The story of Europe after the end of the Carolingian Empire is ambiguous: its dissolution is often narrated as a tragedy – an obscure valley between the creation of Europe by the family of Charlemagne and the emergence in the eleventh century of the Middle Ages ‘proper’.
Modern narratives define the time between c. 900–c.1050 often by what it was not: a period which witnessed the disintegration of ninth-century political geography, institutions and social structures. This practice was identified by older historiography as destroying the sense of the imperial centre and thereby sowing the seeds of political fragmentation and of the later European nation-states. It was post-Carolingian in the sense of having lost its Carolingian order.

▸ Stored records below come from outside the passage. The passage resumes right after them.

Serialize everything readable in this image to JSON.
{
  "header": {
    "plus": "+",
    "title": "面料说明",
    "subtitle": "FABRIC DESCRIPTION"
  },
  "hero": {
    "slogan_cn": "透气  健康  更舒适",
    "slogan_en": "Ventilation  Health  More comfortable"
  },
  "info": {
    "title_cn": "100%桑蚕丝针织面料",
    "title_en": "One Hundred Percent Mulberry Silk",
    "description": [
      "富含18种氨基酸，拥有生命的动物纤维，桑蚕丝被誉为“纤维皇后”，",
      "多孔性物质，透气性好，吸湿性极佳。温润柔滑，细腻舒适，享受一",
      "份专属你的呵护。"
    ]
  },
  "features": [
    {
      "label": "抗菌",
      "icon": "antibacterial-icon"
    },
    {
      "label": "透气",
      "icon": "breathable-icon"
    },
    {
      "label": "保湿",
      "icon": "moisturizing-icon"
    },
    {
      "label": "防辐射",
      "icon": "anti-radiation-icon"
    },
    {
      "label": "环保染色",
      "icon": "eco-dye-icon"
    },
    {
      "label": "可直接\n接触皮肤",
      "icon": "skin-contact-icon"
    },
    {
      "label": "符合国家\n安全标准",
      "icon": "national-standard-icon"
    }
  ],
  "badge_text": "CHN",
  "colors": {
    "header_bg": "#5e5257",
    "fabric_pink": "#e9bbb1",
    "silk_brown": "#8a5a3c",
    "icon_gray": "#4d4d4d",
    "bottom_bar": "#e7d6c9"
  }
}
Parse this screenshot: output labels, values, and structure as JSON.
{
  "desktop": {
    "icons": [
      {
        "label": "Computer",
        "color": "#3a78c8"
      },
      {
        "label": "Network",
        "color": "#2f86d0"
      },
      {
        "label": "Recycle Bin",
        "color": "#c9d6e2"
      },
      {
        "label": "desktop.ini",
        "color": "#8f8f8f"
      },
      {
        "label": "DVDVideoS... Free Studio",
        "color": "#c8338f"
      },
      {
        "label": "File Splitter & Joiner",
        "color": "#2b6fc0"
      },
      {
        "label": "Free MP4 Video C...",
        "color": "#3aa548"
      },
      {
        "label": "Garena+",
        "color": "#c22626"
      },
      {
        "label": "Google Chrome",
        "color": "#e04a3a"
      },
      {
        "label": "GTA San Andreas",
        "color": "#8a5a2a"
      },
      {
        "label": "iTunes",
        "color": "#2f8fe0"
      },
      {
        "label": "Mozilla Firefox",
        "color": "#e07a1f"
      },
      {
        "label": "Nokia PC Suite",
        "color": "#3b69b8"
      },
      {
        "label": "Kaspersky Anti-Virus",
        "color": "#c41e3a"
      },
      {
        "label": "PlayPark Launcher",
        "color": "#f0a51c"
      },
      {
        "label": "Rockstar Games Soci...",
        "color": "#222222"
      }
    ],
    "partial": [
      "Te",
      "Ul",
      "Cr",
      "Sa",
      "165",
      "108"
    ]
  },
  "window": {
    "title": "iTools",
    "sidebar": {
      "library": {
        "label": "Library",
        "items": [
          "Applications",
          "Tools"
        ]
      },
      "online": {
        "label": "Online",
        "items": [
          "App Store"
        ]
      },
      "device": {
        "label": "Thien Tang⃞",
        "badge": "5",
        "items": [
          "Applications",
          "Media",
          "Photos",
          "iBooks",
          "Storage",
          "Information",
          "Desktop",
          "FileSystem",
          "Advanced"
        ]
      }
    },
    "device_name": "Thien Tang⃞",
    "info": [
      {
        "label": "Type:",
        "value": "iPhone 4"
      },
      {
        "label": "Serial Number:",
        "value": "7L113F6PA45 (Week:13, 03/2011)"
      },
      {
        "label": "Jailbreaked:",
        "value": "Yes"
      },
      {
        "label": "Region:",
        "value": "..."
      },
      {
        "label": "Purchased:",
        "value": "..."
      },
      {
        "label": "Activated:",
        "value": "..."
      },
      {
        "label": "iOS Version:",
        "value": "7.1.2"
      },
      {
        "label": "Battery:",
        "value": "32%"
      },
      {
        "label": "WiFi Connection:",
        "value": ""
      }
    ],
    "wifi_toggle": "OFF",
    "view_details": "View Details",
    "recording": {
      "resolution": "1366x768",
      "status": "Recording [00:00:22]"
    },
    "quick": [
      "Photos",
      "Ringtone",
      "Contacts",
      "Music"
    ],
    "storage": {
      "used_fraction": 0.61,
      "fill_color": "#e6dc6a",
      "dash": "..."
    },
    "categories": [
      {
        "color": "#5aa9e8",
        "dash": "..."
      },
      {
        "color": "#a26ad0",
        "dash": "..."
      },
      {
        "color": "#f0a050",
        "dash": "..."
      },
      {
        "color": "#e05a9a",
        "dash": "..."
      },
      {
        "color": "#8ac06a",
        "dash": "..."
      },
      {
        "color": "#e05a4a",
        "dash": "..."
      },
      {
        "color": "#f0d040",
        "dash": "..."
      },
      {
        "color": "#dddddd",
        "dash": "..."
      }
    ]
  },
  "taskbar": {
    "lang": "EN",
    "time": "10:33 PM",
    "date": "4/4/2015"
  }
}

But it was exactly the tenth century’s regional diversity and absence of higher-level political structures that endowed this time of ‘crisis’ with enormous potential for lasting and fundamental changes to European social order. Political authority took new shapes, for example the rise of sub-regnal ‘dukes’ in various kingdoms and the seeming increase in episcopal authority. Frontiers shifted and shifted again, and political geography was inverted as old centres. Ever more diverse groups participated in tenth-century political processes than had under the Carolingians.
These developments necessitated changes to the discourses on political and social order – changes that historians are able to read in the extant sources of this exciting period. Thus, the post-imperial lack of consensus about the location and nature of social and political authority was an essential feature of the tenth century, and that this was reflected in its multiple uses (and forgettings) of the past.